In the extended phase of the abovementioned Lin test, remission was achieved also in 20% of patients, in whom at the moment of progression of CNS metastases during the lapatinib treatment capecitabine was added [17]. It cannot be excluded that it is a result of the additive effect of both medicines, especially considering the fact that lapatinib in monotherapy does not cause many remissions in patients with advanced breast cancer. It was also observed that lapatinib with capecitabine causes remission of CNS metastases in patients previously treated with capecitabine [24].

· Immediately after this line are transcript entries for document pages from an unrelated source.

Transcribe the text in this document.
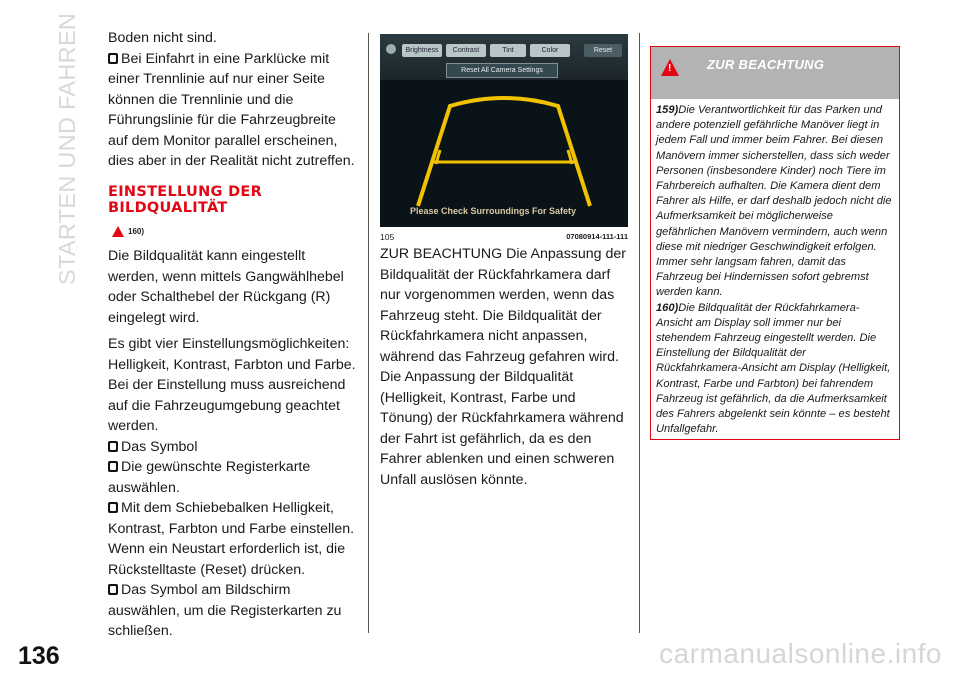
STARTEN UND FAHREN Boden nicht sind.

Bei Einfahrt in eine Parklücke mit einer Trennlinie auf nur einer Seite können die Trennlinie und die Führungslinie für die Fahrzeugbreite auf dem Monitor parallel erscheinen, dies aber in der Realität nicht zutreffen.

EINSTELLUNG DER BILDQUALITÄT
160)

Die Bildqualität kann eingestellt werden, wenn mittels Gangwählhebel oder Schalthebel der Rückgang (R) eingelegt wird.

Es gibt vier Einstellungsmöglichkeiten: Helligkeit, Kontrast, Farbton und Farbe. Bei der Einstellung muss ausreichend auf die Fahrzeugumgebung geachtet werden.

Das Symbol

Die gewünschte Registerkarte auswählen.

Mit dem Schiebebalken Helligkeit, Kontrast, Farbton und Farbe einstellen. Wenn ein Neustart erforderlich ist, die Rückstelltaste (Reset) drücken.

Das Symbol am Bildschirm auswählen, um die Registerkarten zu schließen.

Brightness	Contrast	Tint	Color	Reset
Reset All Camera Settings
Please Check Surroundings For Safety
105	07080914-111-111

ZUR BEACHTUNG Die Anpassung der Bildqualität der Rückfahrkamera darf nur vorgenommen werden, wenn das Fahrzeug steht. Die Bildqualität der Rückfahrkamera nicht anpassen, während das Fahrzeug gefahren wird. Die Anpassung der Bildqualität (Helligkeit, Kontrast, Farbe und Tönung) der Rückfahrkamera während der Fahrt ist gefährlich, da es den Fahrer ablenken und einen schweren Unfall auslösen könnte.

!
ZUR BEACHTUNG

159)Die Verantwortlichkeit für das Parken und andere potenziell gefährliche Manöver liegt in jedem Fall und immer beim Fahrer. Bei diesen Manövern immer sicherstellen, dass sich weder Personen (insbesondere Kinder) noch Tiere im Fahrbereich aufhalten. Die Kamera dient dem Fahrer als Hilfe, er darf deshalb jedoch nicht die Aufmerksamkeit bei möglicherweise gefährlichen Manövern vermindern, auch wenn diese mit niedriger Geschwindigkeit erfolgen. Immer sehr langsam fahren, damit das Fahrzeug bei Hindernissen sofort gebremst werden kann.

160)Die Bildqualität der Rückfahrkamera-Ansicht am Display soll immer nur bei stehendem Fahrzeug eingestellt werden. Die Einstellung der Bildqualität der Rückfahrkamera-Ansicht am Display (Helligkeit, Kontrast, Farbe und Farbton) bei fahrendem Fahrzeug ist gefährlich, da die Aufmerksamkeit des Fahrers abgelenkt sein könnte – es besteht Unfallgefahr.

136	carmanualsonline.info
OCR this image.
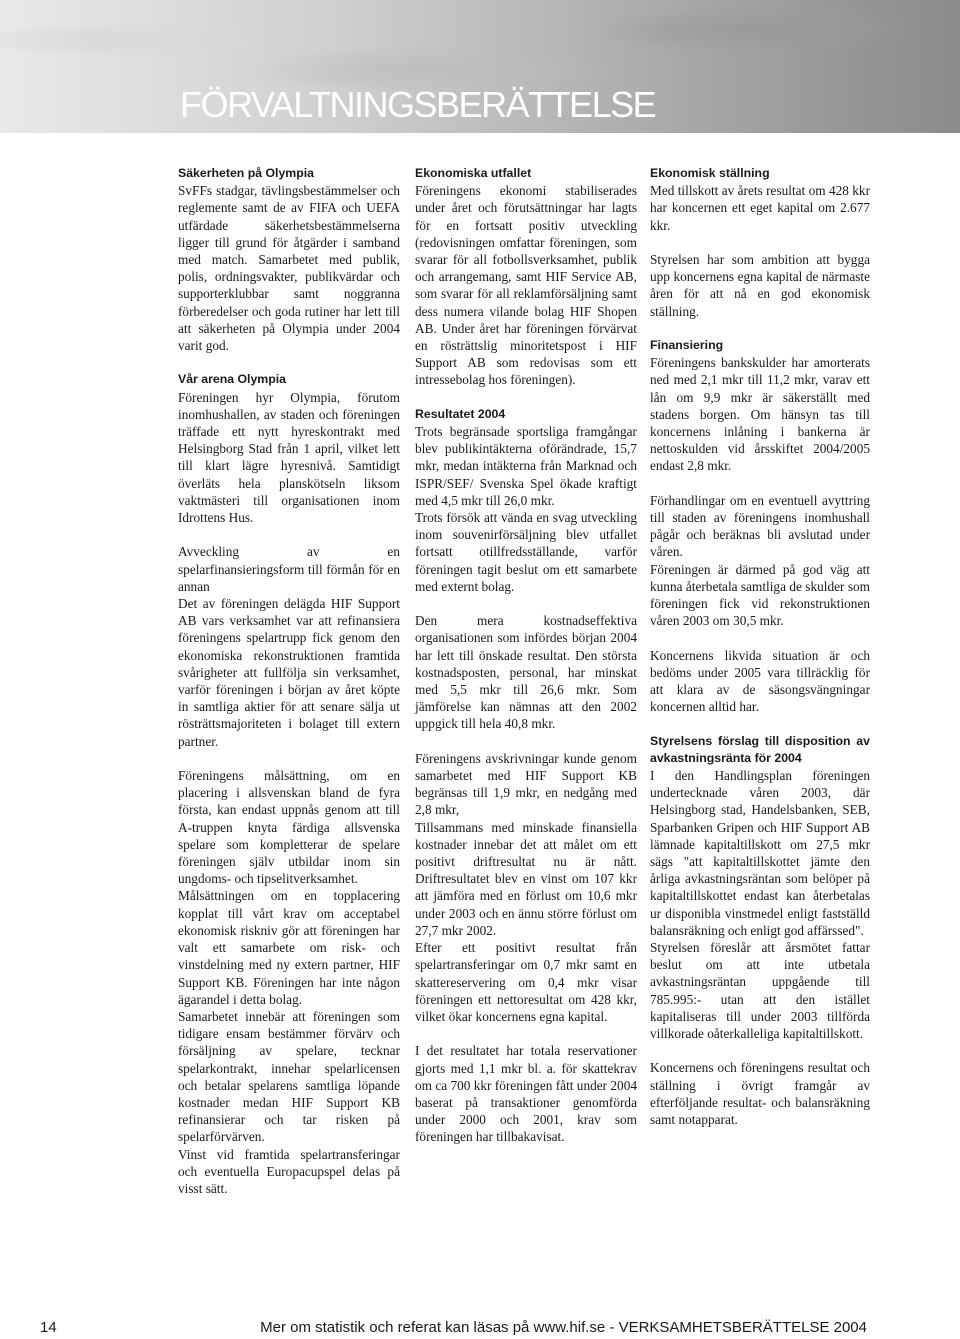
FÖRVALTNINGSBERÄTTELSE
Säkerheten på Olympia

SvFFs stadgar, tävlingsbestämmelser och reglemente samt de av FIFA och UEFA utfärdade säkerhetsbestämmelserna ligger till grund för åtgärder i samband med match. Samarbetet med publik, polis, ordningsvakter, publikvärdar och supporterklubbar samt noggranna förberedelser och goda rutiner har lett till att säkerheten på Olympia under 2004 varit god.

Vår arena Olympia

Föreningen hyr Olympia, förutom inomhushallen, av staden och föreningen träffade ett nytt hyreskontrakt med Helsingborg Stad från 1 april, vilket lett till klart lägre hyresnivå. Samtidigt överläts hela planskötseln liksom vaktmästeri till organisationen inom Idrottens Hus.

Avveckling av en spelarfinansieringsform till förmån för en annan

Det av föreningen delägda HIF Support AB vars verksamhet var att refinansiera föreningens spelartrupp fick genom den ekonomiska rekonstruktionen framtida svårigheter att fullfölja sin verksamhet, varför föreningen i början av året köpte in samtliga aktier för att senare sälja ut rösträttsmajoriteten i bolaget till extern partner.

Föreningens målsättning, om en placering i allsvenskan bland de fyra första, kan endast uppnås genom att till A-truppen knyta färdiga allsvenska spelare som kompletterar de spelare föreningen själv utbildar inom sin ungdoms- och tipselitverksamhet.

Målsättningen om en topplacering kopplat till vårt krav om acceptabel ekonomisk riskniv gör att föreningen har valt ett samarbete om risk- och vinstdelning med ny extern partner, HIF Support KB. Föreningen har inte någon ägarandel i detta bolag.

Samarbetet innebär att föreningen som tidigare ensam bestämmer förvärv och försäljning av spelare, tecknar spelarkontrakt, innehar spelarlicensen och betalar spelarens samtliga löpande kostnader medan HIF Support KB refinansierar och tar risken på spelarförvärven.

Vinst vid framtida spelartransferingar och eventuella Europacupspel delas på visst sätt.

Ekonomiska utfallet

Föreningens ekonomi stabiliserades under året och förutsättningar har lagts för en fortsatt positiv utveckling (redovisningen omfattar föreningen, som svarar för all fotbollsverksamhet, publik och arrangemang, samt HIF Service AB, som svarar för all reklamförsäljning samt dess numera vilande bolag HIF Shopen AB. Under året har föreningen förvärvat en rösträttslig minoritetspost i HIF Support AB som redovisas som ett intressebolag hos föreningen).

Resultatet 2004

Trots begränsade sportsliga framgångar blev publikintäkterna oförändrade, 15,7 mkr, medan intäkterna från Marknad och ISPR/SEF/ Svenska Spel ökade kraftigt med 4,5 mkr till 26,0 mkr.

Trots försök att vända en svag utveckling inom souvenirförsäljning blev utfallet fortsatt otillfredsställande, varför föreningen tagit beslut om ett samarbete med externt bolag.

Den mera kostnadseffektiva organisationen som infördes början 2004 har lett till önskade resultat. Den största kostnadsposten, personal, har minskat med 5,5 mkr till 26,6 mkr. Som jämförelse kan nämnas att den 2002 uppgick till hela 40,8 mkr.

Föreningens avskrivningar kunde genom samarbetet med HIF Support KB begränsas till 1,9 mkr, en nedgång med 2,8 mkr,

Tillsammans med minskade finansiella kostnader innebar det att målet om ett positivt driftresultat nu är nått. Driftresultatet blev en vinst om 107 kkr att jämföra med en förlust om 10,6 mkr under 2003 och en ännu större förlust om 27,7 mkr 2002.

Efter ett positivt resultat från spelartransferingar om 0,7 mkr samt en skattereservering om 0,4 mkr visar föreningen ett nettoresultat om 428 kkr, vilket ökar koncernens egna kapital.

I det resultatet har totala reservationer gjorts med 1,1 mkr bl. a. för skattekrav om ca 700 kkr föreningen fått under 2004 baserat på transaktioner genomförda under 2000 och 2001, krav som föreningen har tillbakavisat.

Ekonomisk ställning

Med tillskott av årets resultat om 428 kkr har koncernen ett eget kapital om 2.677 kkr.

Styrelsen har som ambition att bygga upp koncernens egna kapital de närmaste åren för att nå en god ekonomisk ställning.

Finansiering

Föreningens bankskulder har amorterats ned med 2,1 mkr till 11,2 mkr, varav ett lån om 9,9 mkr är säkerställt med stadens borgen. Om hänsyn tas till koncernens inlåning i bankerna är nettoskulden vid årsskiftet 2004/2005 endast 2,8 mkr.

Förhandlingar om en eventuell avyttring till staden av föreningens inomhushall pågår och beräknas bli avslutad under våren.

Föreningen är därmed på god väg att kunna återbetala samtliga de skulder som föreningen fick vid rekonstruktionen våren 2003 om 30,5 mkr.

Koncernens likvida situation är och bedöms under 2005 vara tillräcklig för att klara av de säsongsvängningar koncernen alltid har.

Styrelsens förslag till disposition av avkastningsränta för 2004

I den Handlingsplan föreningen undertecknade våren 2003, där Helsingborg stad, Handelsbanken, SEB, Sparbanken Gripen och HIF Support AB lämnade kapitaltillskott om 27,5 mkr sägs "att kapitaltillskottet jämte den årliga avkastningsräntan som belöper på kapitaltillskottet endast kan återbetalas ur disponibla vinstmedel enligt fastställd balansräkning och enligt god affärssed".

Styrelsen föreslår att årsmötet fattar beslut om att inte utbetala avkastningsräntan uppgående till 785.995:- utan att den istället kapitaliseras till under 2003 tillförda villkorade oåterkalleliga kapitaltillskott.

Koncernens och föreningens resultat och ställning i övrigt framgår av efterföljande resultat- och balansräkning samt notapparat.

14	Mer om statistik och referat kan läsas på www.hif.se - VERKSAMHETSBERÄTTELSE 2004
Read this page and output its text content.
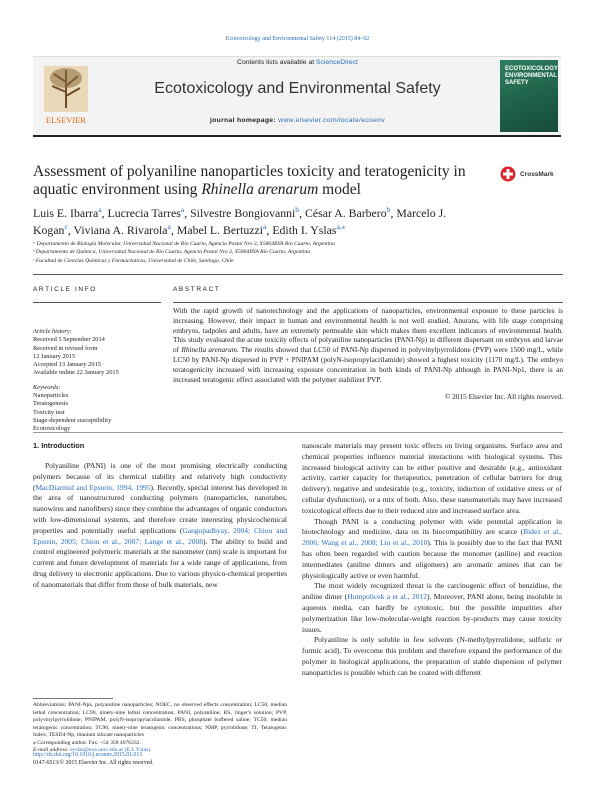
Ecotoxicology and Environmental Safety 114 (2015) 84–92
Contents lists available at ScienceDirect
Ecotoxicology and Environmental Safety
journal homepage: www.elsevier.com/locate/ecoenv
ELSEVIER
ECOTOXICOLOGY ENVIRONMENTAL SAFETY
Assessment of polyaniline nanoparticles toxicity and teratogenicity in aquatic environment using Rhinella arenarum model
CrossMark
Luis E. Ibarra$^a$, Lucrecia Tarres$^a$, Silvestre Bongiovanni$^b$, César A. Barbero$^b$, Marcelo J. Kogan$^c$, Viviana A. Rivarola$^a$, Mabel L. Bertuzzi$^a$, Edith I. Yslas$^{a,⁎}$
ᵃ Departamento de Biología Molecular, Universidad Nacional de Río Cuarto, Agencia Postal Nro 3, X5804BYA Río Cuarto, Argentina
ᵇ Departamento de Química, Universidad Nacional de Río Cuarto, Agencia Postal Nro 3, X5804BYA Río Cuarto, Argentina
ᶜ Facultad de Ciencias Químicas y Farmacéuticas, Universidad de Chile, Santiago, Chile
ARTICLE INFO	ABSTRACT
Article history:
Received 5 September 2014
Received in revised form
12 January 2015
Accepted 13 January 2015
Available online 22 January 2015
Keywords:
Nanoparticles
Teratogenesis
Toxicity test
Stage-dependent susceptibility
Ecotoxicology

With the rapid growth of nanotechnology and the applications of nanoparticles, environmental exposure to these particles is increasing. However, their impact in human and environmental health is not well studied. Anurans, with life stage comprising embryos, tadpoles and adults, have an extremely permeable skin which makes them excellent indicators of environmental health. This study evaluated the acute toxicity effects of polyaniline nanoparticles (PANI-Np) in different dispersant on embryos and larvae of Rhinella arenarum. The results showed that LC50 of PANI-Np dispersed in polyvinylpyrrolidone (PVP) were 1500 mg/L, while LC50 by PANI-Np dispersed in PVP + PNIPAM (polyN-isopropylacrilamide) showed a highest toxicity (1170 mg/L). The embryo teratogenicity increased with increasing exposure concentration in both kinds of PANI-Np although in PANI-Np1, there is an increased teratogenic effect associated with the polymer stabilizer PVP.

© 2015 Elsevier Inc. All rights reserved.
1. Introduction

Polyaniline (PANI) is one of the most promising electrically conducting polymers because of its chemical stability and relatively high conductivity (MacDiarmid and Epstein, 1994, 1995). Recently, special interest has developed in the area of nanostructured conducting polymers (nanoparticles, nanotubes, nanowires and nanofibers) since they combine the advantages of organic conductors with low-dimensional systems, and therefore create interesting physicochemical properties and potentially useful applications (Gangopadhyay, 2004; Chiou and Epstein, 2005; Chiou et al., 2007; Lange et al., 2008). The ability to build and control engineered polymeric materials at the nanometer (nm) scale is important for current and future development of materials for a wide range of applications, from drug delivery to electronic applications. Due to various physico-chemical properties of nanomaterials that differ from those of bulk materials, new

nanoscale materials may present toxic effects on living organisms. Surface area and chemical properties influence material interactions with biological systems. This increased biological activity can be either positive and desirable (e.g., antioxidant activity, carrier capacity for therapeutics, penetration of cellular barriers for drug delivery), negative and undesirable (e.g., toxicity, induction of oxidative stress or of cellular dysfunction), or a mix of both. Also, these nanomaterials may have increased toxicological effects due to their reduced size and increased surface area.

Though PANI is a conducting polymer with wide potential application in biotechnology and medicine, data on its biocompatibility are scarce (Bidez et al., 2006; Wang et al., 2008; Liu et al., 2010). This is possibly due to the fact that PANI has often been regarded with caution because the monomer (aniline) and reaction intermediates (aniline dimers and oligomers) are aromatic amines that can be physiologically active or even harmful.

The most widely recognized threat is the carcinogenic effect of benzidine, the aniline dimer (Humpolicek a et al., 2012). Moreover, PANI alone, being insoluble in aqueous media, can hardly be cytotoxic, but the possible impurities after polymerization like low-molecular-weight reaction by-products may cause toxicity issues.

Polyaniline is only soluble in few solvents (N-methylpyrrolidone, sulfuric or formic acid). To overcome this problem and therefore expand the performance of the polymer in biological applications, the preparation of stable dispersion of polymer nanoparticles is possible which can be coated with different

Abbreviations: PANI-Nps, polyaniline nanoparticles; NOEC, no observed effects concentration; LC50, median lethal concentration; LC90, ninety-nine lethal concentration; PANI, polyaniline; RS, ringer's solution; PVP, polyvinylpyrrolidone; PNIPAM, polyN-isopropylacrilamide; PBS, phosphate buffered saline; TC50, median teratogenic concentration; TC90, ninety-nine teratogenic concentrations; NMP, pyrrolidone; TI, Teratogenic Index; TESD4-Np, titanium silicate nanoparticles
⁎ Corresponding author. Fax: +54 358 4676232.
E-mail address: eyslas@exa.unrc.edu.ar (E.I. Yslas).
http://dx.doi.org/10.1016/j.ecoenv.2015.01.013
0147-6513/© 2015 Elsevier Inc. All rights reserved.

In 2010, Suterland et al. published results of the treatment of 356 patients receiving lapatinib with capecitabine in the UK [25]. In a group of 34 patients with CNS metastases, a 21% objective remission rate was achieved, usually accompanied by improvements of the neurological state. The median time until progression was 22 weeks. All of these observations indicate a possibility of using lapatinib in patients with brain metastases, especially those resistant to radiotherapy, because apart from treatment lowering intracranial hypertension there are no other effective options of treatment available.

Interesting results were also achieved using lapatinib with capecitabine in patients with breast cancer with HER2 expression and with brain metastases previously not radiated. The aim of the study, apart from evaluating the effectiveness and toxicity of treatment, was also the evaluation of the possibility of avoiding or postponing radiotherapy. In a group of 43 evaluated patients, objective remission of CNS metastases, defined as at least 50% decrease in the volume of pathological changes, was observed in 67% of patients. The median time until progression was 5.5 months. This study indicates that in this group of patients this treatment can be an alternative to palliative CNS radiation [26].

Tolerance of the treatment should be evaluated as good. Side effects observed during the treatment were not severe and did not cause treatment interruption or the necessity to lower the dosage of the medications.

In conclusion, lapatinib treatment combined with capecitabine is an effective and well-tolerated therapeutic option in patients suffering from breast cancer with expression of cerbB2/HER2 fiber and CNS metastases and failure after radiotherapy.

Lapatinib should also be tested in association with brain radiation, bearing in mind the results of preclinical studies indicating that it may work as a radiation sensitizer.